Навстречу шел танкист, одетый в полушубок, на голове у него поверх бинтов танковый шлем.

— Что, парень, страшно? — спросил он, кивнув на разбитые танки.

— Страшно, — ответил Бусыгин.

— Война. Куда ни пойдешь — везде огонь. И огонька подсыплют так, что землю руками грызть будешь.

— Верно, — сказал Бусыгин. — Все понятно. — И молча пошел дальше.

«Почему рассерчал Василий Иванович? — размышлял Бусыгин. — Ни сном, ни духом ни в чем не виноват… Разве не стремился к мастерству, о котором говорил Демин? Не чувствует бригадир его, Николая, мечту. Ох, как обжигало это неутоленное желание, страстная надежда — быстрее все постичь, чтобы стать испытателем танков. Таким, как Константин Ковш!» — Так размышлял Бусыгин, шагая по протоптанной в глубоком снегу дорожке. Перед ним возникли то смертельно раненные танки, то кровь воинов на сиденьях и на броне.

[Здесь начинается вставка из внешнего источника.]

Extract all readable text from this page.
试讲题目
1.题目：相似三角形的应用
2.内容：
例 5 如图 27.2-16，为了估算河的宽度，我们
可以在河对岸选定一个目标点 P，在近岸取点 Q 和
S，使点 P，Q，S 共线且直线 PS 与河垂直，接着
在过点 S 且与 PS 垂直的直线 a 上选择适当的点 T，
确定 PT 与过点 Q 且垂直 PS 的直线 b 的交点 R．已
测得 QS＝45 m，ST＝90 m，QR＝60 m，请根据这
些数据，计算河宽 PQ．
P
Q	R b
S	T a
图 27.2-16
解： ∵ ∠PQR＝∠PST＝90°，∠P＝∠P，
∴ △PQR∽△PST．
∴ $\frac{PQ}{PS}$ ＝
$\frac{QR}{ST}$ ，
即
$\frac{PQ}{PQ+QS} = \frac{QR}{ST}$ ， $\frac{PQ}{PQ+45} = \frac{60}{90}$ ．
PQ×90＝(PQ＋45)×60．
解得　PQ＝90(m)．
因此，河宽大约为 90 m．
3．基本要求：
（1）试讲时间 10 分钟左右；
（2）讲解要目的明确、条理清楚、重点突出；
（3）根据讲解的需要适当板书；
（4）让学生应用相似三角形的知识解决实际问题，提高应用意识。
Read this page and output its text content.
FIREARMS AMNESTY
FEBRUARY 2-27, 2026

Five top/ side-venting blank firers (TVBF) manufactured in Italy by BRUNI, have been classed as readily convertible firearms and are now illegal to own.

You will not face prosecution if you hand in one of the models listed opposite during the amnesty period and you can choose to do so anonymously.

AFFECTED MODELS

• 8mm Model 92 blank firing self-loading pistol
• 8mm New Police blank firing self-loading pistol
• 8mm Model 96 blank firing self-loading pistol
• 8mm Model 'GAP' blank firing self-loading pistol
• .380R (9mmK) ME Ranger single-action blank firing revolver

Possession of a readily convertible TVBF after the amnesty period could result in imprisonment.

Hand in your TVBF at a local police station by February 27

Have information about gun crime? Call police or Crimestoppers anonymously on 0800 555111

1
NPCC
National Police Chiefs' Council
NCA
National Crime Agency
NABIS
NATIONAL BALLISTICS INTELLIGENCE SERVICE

«Знал бригадир, куда привезти, — размышлял Бусыгин. — Всю душу вывернул наизнанку…»

Николай тепло подумал о своем бригадире, у которого открытая душа и обнаженное сердце. Ах, этот «деминский урок»! Как он остудил и как подхлестнул Бусыгина!

Вся жизнь проходила на заводе, другой жизни не было. Изредка кто-то из ленинградцев прорывался через блокадное кольцо и привозил в Челябинск целый мешок с письмами от родных и близких. От этих весточек на сердце становилось еще горше: из осажденного родного города приходили страшные вести, от которых холодело сердце. Люди умирали от голода, гибли под снарядами. Одно утешало: ленинградцы стояли стойко и никакие беды и невзгоды не заставили их согнуться.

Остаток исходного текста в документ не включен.